All pairwise meta-analyses will be performed using Comprehensive Meta-Analysis 2.0 software (CMA; Biostat, Englewood NJ, USA). WinBUGS software (MRC Biostatistics Unit, UK) will be used to perform network meta-analyses based on established methods [24, 27, 28]. This will include fitting of fixed and random effects meta-analyses including correlation adjustments for multi-arm trials as described elsewhere. We will compare each model’s residual deviance to the total number of data points (i.e., intervention arms) in the analysis to ensure these are approximately equal, suggesting adequate model fit. We will compare the deviance information criterion (DIC) obtained from fixed and random effects models to select between fixed and random effects models, with a difference of 5 or more points considered indicative of an important difference. Gelman-Rubin and trace plots will be reviewed to ensure convergence of the models. To explore the effects of potential sources of heterogeneity, network meta-regressions considering the covariates described above will be considered [24].

Discussion

Despite its acceptance as the ‘gold standard’ in the treatment of chronic pain, a sizeable proportion of chronic pain patients do not respond positively to CBT [5]. Although a number of recommendations have been proposed to improve CBT for chronic pain patients [29], an additional solution may be to offer patients a different treatment option.
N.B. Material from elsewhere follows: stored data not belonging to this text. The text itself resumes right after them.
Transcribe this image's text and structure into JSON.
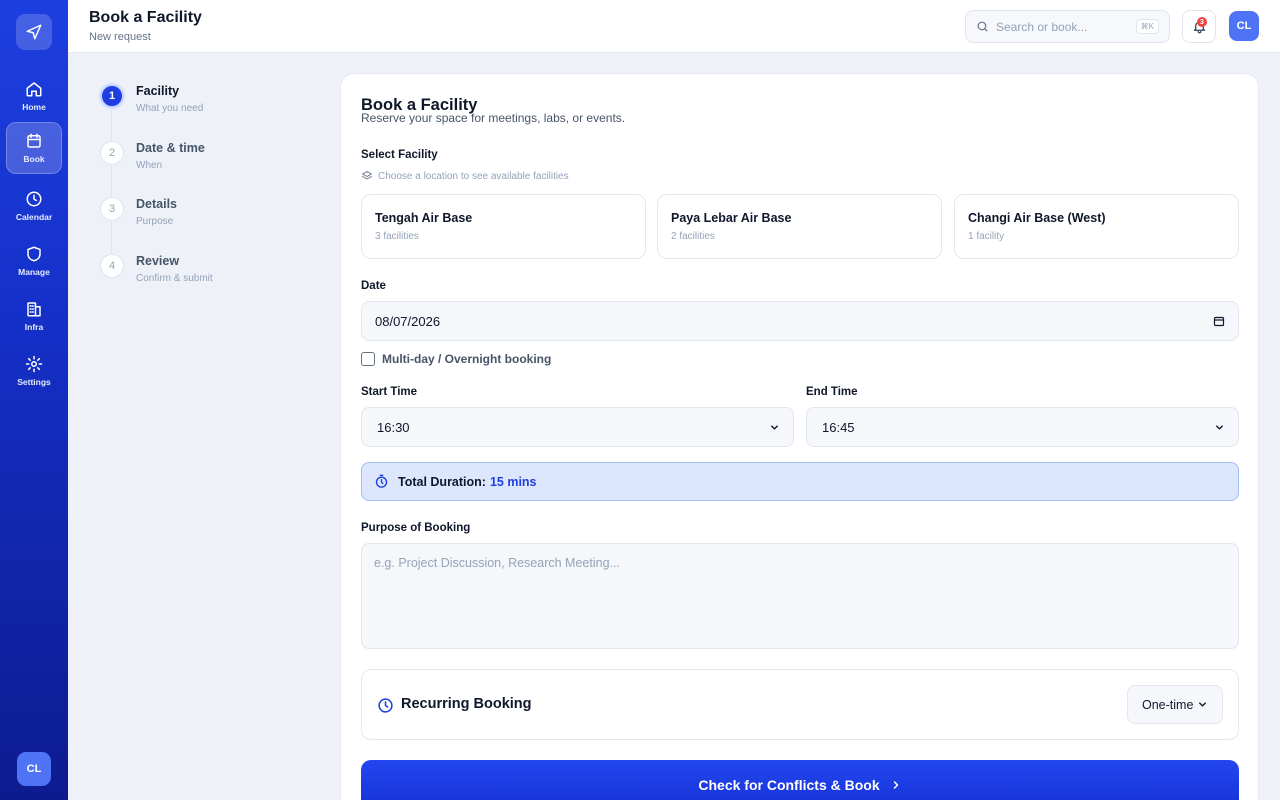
{
  "sidebar": {
    "items": [
      {
        "label": "Home"
      },
      {
        "label": "Book"
      },
      {
        "label": "Calendar"
      },
      {
        "label": "Manage"
      },
      {
        "label": "Infra"
      },
      {
        "label": "Settings"
      }
    ],
    "avatar": "CL"
  },
  "header": {
    "title": "Book a Facility",
    "subtitle": "New request",
    "search_placeholder": "Search or book...",
    "search_shortcut": "⌘K",
    "notification_count": "3",
    "avatar": "CL"
  },
  "steps": [
    {
      "number": "1",
      "title": "Facility",
      "subtitle": "What you need"
    },
    {
      "number": "2",
      "title": "Date & time",
      "subtitle": "When"
    },
    {
      "number": "3",
      "title": "Details",
      "subtitle": "Purpose"
    },
    {
      "number": "4",
      "title": "Review",
      "subtitle": "Confirm & submit"
    }
  ],
  "form": {
    "title": "Book a Facility",
    "subtitle": "Reserve your space for meetings, labs, or events.",
    "facility_label": "Select Facility",
    "facility_hint": "Choose a location to see available facilities",
    "facilities": [
      {
        "name": "Tengah Air Base",
        "count": "3 facilities"
      },
      {
        "name": "Paya Lebar Air Base",
        "count": "2 facilities"
      },
      {
        "name": "Changi Air Base (West)",
        "count": "1 facility"
      }
    ],
    "date_label": "Date",
    "date_value": "08/07/2026",
    "multiday_label": "Multi-day / Overnight booking",
    "start_label": "Start Time",
    "start_value": "16:30",
    "end_label": "End Time",
    "end_value": "16:45",
    "duration_label": "Total Duration:",
    "duration_value": "15 mins",
    "purpose_label": "Purpose of Booking",
    "purpose_placeholder": "e.g. Project Discussion, Research Meeting...",
    "recurring_label": "Recurring Booking",
    "recurring_value": "One-time",
    "submit_label": "Check for Conflicts & Book"
  },
  "colors": {
    "accent": "#1d3fe0",
    "duration_bg": "#dce7fd",
    "badge": "#ef4444"
  }
}
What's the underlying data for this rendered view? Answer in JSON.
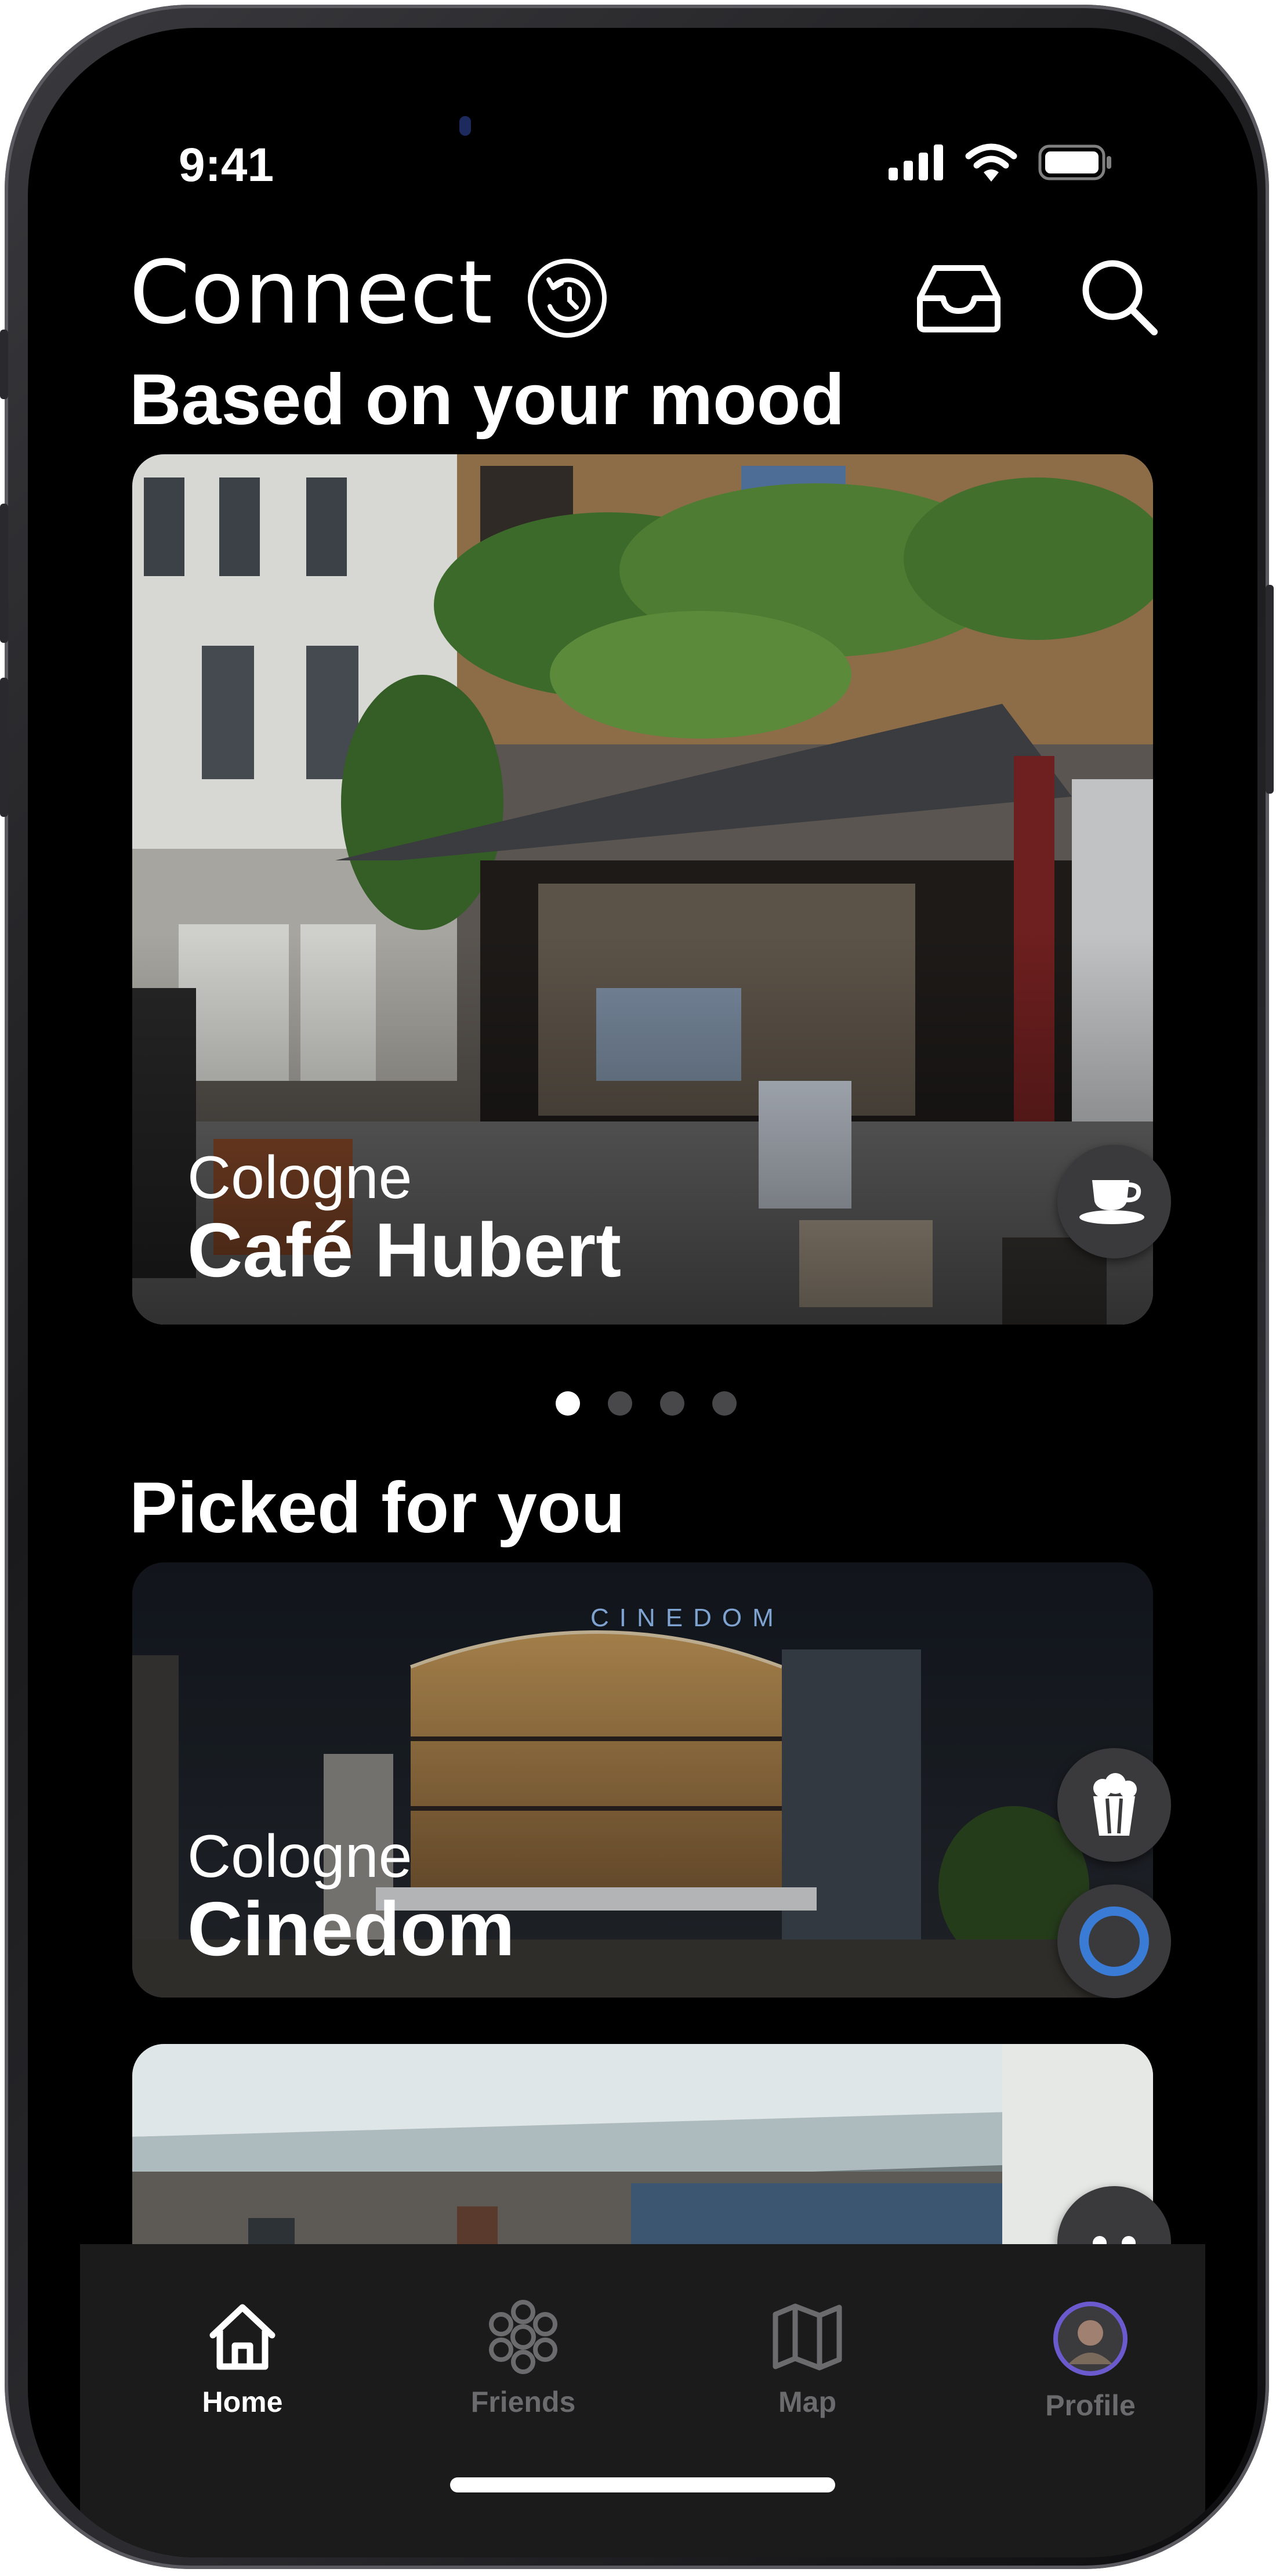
{
  "status_bar": {
    "time": "9:41"
  },
  "header": {
    "title": "Connect"
  },
  "sections": {
    "mood": {
      "title": "Based on your mood"
    },
    "picked": {
      "title": "Picked for you"
    }
  },
  "mood_card": {
    "city": "Cologne",
    "name": "Café Hubert",
    "category_icon": "coffee-cup-icon"
  },
  "carousel": {
    "page_count": 4,
    "active_index": 0
  },
  "picked_cards": [
    {
      "city": "Cologne",
      "name": "Cinedom",
      "category_icon": "popcorn-icon"
    },
    {
      "city": "",
      "name": "",
      "category_icon": "swimming-icon"
    }
  ],
  "tab_bar": {
    "items": [
      {
        "label": "Home",
        "icon": "home-icon",
        "active": true
      },
      {
        "label": "Friends",
        "icon": "friends-icon",
        "active": false
      },
      {
        "label": "Map",
        "icon": "map-icon",
        "active": false
      },
      {
        "label": "Profile",
        "icon": "avatar",
        "active": false
      }
    ]
  },
  "colors": {
    "background": "#000000",
    "accent": "#3a7bd5",
    "tab_inactive": "#6b6b6e"
  }
}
MBSR was originally developed to manage and treat chronic pain disorders and it has shown a promise in its ability to improve pain severity and reduce psychological distress [30] in patients with chronic pain. Presently, it remains unclear how MBSR compares to CBT in the treatment of chronic pain disorders. We have planned this review to address this current knowledge gap. Based on anticipation of little to no information directly comparing the benefits of MBSR and CBT for this indication, we plan to use indirect comparison methods to derive estimates of their relative benefits. Such approaches to comparing treatments are increasing rapidly [31] and are helpful for decision-making.

Limitations

The applicability and generalizability of the findings from the current study will have certain limitations. First, although treatment providers often modify the MBSR program, we will only include studies that have employed its standardized version, with minor deviations. Similarly, only studies that have incorporated group-based CBT will be included in our analyses. Finally, we will only include studies of interventions in chronic pain in patients aged 18 years or older, limiting our findings to the adult population.